Monthly Archives: October 2016

Delicate maneouvres in quadrant space
A talk for the Crossing Quadrant Working Group meeting
Malta, 21-24 October 2016

The Inaugural Maltese Gathering of the Crossing Quadrants Working Group ( was designed to enable sharing, reflection and conviviality in the spectacular setting of Malta. The participants gave short presentations that conveyed something quirky or fascinating about their present reality; mental prototypes; issues they have been wrestling with that they wanted to discuss; or meandering meditations on the cosmos and all it contains …

I gave a talk called ‘Delicate maneouvers in quadrant space’. The intent was to give a snapshot of some of the practitioners and programmes we have developed at ArtScience Museum in Singapore.

I referenced:
Lin Xiao Fang, artist from China (pictured below)
Yang Yongliang, artist from China (pictured above)
Zhang Dali, artist from China
Nguyen Trinh Thi, Vietnamese artist and filmmaker
Lee Wen, artist from Singapore (pictured below)
Arts Fission, dancers from Singapore (pictured below)
Alvin Pang, Writer/Poet from Singapore (pictured below)
Aaron Maniam, Writer/Poet from Singapore (pictured below)
Cheryl Chung, Foresight analyst and policy-maker from Singapore (pictured below)


Unexpected Partners: Science & Art
A talk for the World Summit on Arts & Culture
Malta, 18-21 October 2016

I was privileged to be amongst the speakers at the he 7th World Summit on Arts & Culture (, where participants explored the theme: At the Crossroads – Cultural Leadership in the 21st Century. The summit addressed a number of critical issues from the impact of multilateral trade negotiations on cultural policies, to how we can advocate for freedom of expression and cultural rights. I was speaking at a session called “Unexpected partnerships: where are the new spaces for creation and creativity and how do we support them?” (

My talk was about unexpected partnerships between science and the arts. One of the reference points for the talk was this quote:

“Making art can be very helpful for scientists when they are failing to make progress.

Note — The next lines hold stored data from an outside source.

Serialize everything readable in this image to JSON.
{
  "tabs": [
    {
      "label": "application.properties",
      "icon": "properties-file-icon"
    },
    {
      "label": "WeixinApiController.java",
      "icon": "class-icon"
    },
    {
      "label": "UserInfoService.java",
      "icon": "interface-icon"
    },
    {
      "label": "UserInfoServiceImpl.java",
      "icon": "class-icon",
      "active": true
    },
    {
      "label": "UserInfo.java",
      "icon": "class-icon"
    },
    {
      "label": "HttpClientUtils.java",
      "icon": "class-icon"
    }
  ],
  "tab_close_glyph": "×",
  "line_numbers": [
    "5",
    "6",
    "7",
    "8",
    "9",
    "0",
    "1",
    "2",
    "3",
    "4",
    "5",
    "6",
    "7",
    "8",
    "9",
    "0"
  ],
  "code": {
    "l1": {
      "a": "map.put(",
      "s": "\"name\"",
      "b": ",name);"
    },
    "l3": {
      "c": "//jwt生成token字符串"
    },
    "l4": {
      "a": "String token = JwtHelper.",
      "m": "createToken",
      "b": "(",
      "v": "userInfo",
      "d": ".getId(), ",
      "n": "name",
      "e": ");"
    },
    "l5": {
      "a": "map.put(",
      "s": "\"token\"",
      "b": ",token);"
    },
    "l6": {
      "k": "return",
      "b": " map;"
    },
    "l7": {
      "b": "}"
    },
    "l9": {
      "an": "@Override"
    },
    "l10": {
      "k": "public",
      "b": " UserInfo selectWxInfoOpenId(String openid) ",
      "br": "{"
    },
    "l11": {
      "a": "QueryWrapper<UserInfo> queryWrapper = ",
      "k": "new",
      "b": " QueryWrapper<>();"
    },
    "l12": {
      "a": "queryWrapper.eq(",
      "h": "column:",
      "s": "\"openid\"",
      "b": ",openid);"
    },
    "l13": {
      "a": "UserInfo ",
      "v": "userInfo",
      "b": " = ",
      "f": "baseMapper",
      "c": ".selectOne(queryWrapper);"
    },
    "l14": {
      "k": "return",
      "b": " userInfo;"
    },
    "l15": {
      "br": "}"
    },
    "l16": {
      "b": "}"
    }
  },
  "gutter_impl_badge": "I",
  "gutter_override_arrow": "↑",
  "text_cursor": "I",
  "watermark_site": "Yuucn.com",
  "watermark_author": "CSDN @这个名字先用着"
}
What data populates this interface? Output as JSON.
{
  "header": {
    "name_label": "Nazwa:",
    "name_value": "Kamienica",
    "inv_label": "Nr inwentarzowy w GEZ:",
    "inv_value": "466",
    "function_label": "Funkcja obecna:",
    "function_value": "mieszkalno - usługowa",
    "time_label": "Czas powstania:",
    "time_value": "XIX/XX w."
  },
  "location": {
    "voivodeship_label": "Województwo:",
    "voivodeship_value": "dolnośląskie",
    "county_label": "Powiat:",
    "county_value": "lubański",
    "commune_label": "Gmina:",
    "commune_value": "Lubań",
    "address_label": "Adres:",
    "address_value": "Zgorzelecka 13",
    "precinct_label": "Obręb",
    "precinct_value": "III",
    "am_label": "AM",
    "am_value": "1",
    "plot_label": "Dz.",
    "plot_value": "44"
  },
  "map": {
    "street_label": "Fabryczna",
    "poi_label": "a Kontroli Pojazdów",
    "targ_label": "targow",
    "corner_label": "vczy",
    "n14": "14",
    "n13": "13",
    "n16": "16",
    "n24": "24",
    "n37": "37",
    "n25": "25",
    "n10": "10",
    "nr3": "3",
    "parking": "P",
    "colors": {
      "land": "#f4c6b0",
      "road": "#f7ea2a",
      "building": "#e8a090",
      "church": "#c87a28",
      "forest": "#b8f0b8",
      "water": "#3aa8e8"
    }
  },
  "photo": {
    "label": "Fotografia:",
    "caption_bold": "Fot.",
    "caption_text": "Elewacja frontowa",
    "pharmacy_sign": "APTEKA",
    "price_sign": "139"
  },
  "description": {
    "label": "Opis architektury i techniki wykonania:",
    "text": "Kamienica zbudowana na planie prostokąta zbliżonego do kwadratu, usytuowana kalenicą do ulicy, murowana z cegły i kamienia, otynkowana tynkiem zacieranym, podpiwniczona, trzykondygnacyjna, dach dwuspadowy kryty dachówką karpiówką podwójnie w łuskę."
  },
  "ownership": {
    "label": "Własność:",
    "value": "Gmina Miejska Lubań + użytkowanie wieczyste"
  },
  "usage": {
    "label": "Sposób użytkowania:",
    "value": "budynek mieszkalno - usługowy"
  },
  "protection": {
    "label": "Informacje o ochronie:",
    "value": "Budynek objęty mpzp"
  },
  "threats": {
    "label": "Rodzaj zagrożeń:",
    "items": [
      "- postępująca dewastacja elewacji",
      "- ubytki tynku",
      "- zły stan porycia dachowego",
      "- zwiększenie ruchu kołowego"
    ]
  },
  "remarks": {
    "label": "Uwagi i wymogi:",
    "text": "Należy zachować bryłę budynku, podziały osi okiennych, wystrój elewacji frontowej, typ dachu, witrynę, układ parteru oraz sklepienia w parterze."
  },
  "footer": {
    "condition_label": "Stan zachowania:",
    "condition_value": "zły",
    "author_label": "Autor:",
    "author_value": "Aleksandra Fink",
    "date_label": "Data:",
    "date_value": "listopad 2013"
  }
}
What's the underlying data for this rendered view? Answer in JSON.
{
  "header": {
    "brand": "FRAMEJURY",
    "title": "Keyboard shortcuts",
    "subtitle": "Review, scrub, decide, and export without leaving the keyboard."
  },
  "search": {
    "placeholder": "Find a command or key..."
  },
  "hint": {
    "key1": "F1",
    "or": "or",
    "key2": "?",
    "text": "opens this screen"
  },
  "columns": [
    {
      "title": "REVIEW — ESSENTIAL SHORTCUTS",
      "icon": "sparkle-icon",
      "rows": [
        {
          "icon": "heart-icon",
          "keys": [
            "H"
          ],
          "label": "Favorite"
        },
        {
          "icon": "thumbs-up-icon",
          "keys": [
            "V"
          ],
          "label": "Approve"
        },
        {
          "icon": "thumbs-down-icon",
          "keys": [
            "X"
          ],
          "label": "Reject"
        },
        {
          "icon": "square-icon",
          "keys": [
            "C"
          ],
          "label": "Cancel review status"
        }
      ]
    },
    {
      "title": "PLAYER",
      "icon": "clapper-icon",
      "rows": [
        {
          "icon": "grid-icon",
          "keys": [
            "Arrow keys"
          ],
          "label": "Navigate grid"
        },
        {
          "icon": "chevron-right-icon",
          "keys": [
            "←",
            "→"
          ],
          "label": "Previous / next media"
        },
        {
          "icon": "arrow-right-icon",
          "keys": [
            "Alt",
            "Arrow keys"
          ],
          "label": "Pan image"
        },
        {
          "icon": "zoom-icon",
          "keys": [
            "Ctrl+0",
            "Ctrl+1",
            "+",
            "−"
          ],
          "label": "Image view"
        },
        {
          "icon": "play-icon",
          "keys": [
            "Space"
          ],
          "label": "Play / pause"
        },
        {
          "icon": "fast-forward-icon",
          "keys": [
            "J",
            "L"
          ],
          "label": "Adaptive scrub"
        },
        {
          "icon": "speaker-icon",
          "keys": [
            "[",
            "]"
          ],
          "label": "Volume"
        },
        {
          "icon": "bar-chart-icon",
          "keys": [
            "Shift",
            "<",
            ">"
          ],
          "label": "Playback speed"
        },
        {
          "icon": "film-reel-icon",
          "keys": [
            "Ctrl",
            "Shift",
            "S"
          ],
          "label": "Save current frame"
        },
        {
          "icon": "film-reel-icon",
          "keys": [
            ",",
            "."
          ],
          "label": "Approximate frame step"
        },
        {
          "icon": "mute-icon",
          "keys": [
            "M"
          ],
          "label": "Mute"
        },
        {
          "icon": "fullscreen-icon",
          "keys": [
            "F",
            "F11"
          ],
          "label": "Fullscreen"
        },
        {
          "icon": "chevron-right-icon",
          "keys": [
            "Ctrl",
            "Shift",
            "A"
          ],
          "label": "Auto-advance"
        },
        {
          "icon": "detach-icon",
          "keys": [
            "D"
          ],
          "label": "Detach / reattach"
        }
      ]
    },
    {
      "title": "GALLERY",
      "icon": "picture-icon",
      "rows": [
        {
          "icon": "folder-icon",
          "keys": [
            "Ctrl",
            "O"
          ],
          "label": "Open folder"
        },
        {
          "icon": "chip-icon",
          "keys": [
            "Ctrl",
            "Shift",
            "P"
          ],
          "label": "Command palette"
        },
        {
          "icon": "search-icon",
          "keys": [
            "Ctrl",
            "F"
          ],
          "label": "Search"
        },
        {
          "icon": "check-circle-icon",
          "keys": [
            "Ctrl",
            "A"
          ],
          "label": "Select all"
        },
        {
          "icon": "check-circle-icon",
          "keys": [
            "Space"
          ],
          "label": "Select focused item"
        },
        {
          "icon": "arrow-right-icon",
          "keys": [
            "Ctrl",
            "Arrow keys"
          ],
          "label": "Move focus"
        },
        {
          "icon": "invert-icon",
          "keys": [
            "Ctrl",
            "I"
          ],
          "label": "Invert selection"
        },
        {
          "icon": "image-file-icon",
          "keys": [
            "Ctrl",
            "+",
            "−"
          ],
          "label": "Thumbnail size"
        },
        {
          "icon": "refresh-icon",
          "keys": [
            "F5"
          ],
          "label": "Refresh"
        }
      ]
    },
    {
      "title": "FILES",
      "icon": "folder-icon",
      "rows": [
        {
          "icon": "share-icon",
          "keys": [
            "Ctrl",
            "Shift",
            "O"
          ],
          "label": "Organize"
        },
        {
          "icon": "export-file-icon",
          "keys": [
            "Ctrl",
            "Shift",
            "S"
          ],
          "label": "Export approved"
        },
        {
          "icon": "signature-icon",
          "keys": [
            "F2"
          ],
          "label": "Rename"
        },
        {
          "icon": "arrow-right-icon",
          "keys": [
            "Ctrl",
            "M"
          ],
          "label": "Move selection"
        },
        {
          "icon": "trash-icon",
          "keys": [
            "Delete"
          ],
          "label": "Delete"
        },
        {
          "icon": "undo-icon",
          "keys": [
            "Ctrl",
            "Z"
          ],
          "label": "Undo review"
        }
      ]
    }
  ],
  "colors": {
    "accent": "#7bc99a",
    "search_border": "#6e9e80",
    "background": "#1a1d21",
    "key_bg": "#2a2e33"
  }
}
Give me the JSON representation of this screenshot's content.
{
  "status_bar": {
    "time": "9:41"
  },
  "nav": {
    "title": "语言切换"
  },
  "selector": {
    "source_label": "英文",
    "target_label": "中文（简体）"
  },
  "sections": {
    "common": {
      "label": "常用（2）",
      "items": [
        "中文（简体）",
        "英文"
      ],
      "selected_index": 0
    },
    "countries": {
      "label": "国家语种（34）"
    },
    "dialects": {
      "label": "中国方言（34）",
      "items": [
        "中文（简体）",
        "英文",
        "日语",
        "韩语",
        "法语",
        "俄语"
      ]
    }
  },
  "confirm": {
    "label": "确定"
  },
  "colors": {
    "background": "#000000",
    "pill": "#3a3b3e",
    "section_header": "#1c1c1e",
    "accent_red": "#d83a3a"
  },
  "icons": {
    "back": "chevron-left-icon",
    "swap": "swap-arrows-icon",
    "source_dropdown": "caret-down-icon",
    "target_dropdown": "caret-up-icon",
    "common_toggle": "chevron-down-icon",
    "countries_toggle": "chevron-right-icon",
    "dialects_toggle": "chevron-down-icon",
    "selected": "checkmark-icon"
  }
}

Sometimes you have to dive in deeply, but sometimes you’re stuck have to get unstuck.”
– Robbert Dijkgraaf Theoretical physicist and director of the Institute for Advanced Study in Princeton (quoted in Nature

As well as being a scientist of world-renown, Dijkgraaf often practices art. In a fascinating piece of evidence that partnerships between art and science extend more deeply than we realise, Dijkgraaf credits his attendance at art school as the reason he is a scientist today. This was a key reference for a talk, where I spoke about artists, technologist and scientists who have shown their work at ArtScience Museum.
I referenced the work of:
Luke Jerram (pictured above)
Jeremy Sharma (pictured below)
Tan Peng Kian
The Centre for Quantum Computing’s arts programme

A Museum of the Future? What would that look like?
A talk for the East of West, West of East conference
17 – 19 October 2016

Nobel laureate Sydney Brenner once remarked: “We cannot change the present, but we can change the future, through the young people”.

East of West West of East was a conference convened by Para-Limes at NTU that explored barriers and resonances between East and West. Talks explored the limits of Eastern and Western ways of thinking and different concepts of change. The Western scientific way of thinking, which is expressed and conceptualized in high precision words often ignores the context in which it is framed and has hit a wall in explaining the real world. So does the Eastern way of thinking that is expressed in words that carry ambiguity and have meaning only within a context, carrying richness in interpretation but being subject to lack of precision. Both ways of thinking can co-exist in a world with a low population and large resources. But in a crowded and interconnected world, where east and west increasingly move into each other’s resource spaces, a synthesis must be found between both modes of thinking, to make sure that problems facing the whole of humanity can be effectively addressed, and that misunderstandings will not escalate into major conflicts.

I took part in a plenary session of East of West West of East that examined what aspects of “East”, “West” will stand the test of time? Which will prove transient against the tide of history and end up in museums by the time 2050 rolls around?

My talk addressed what museums, which are focused on the future, might be like, using ArtScience Museum, as a case study.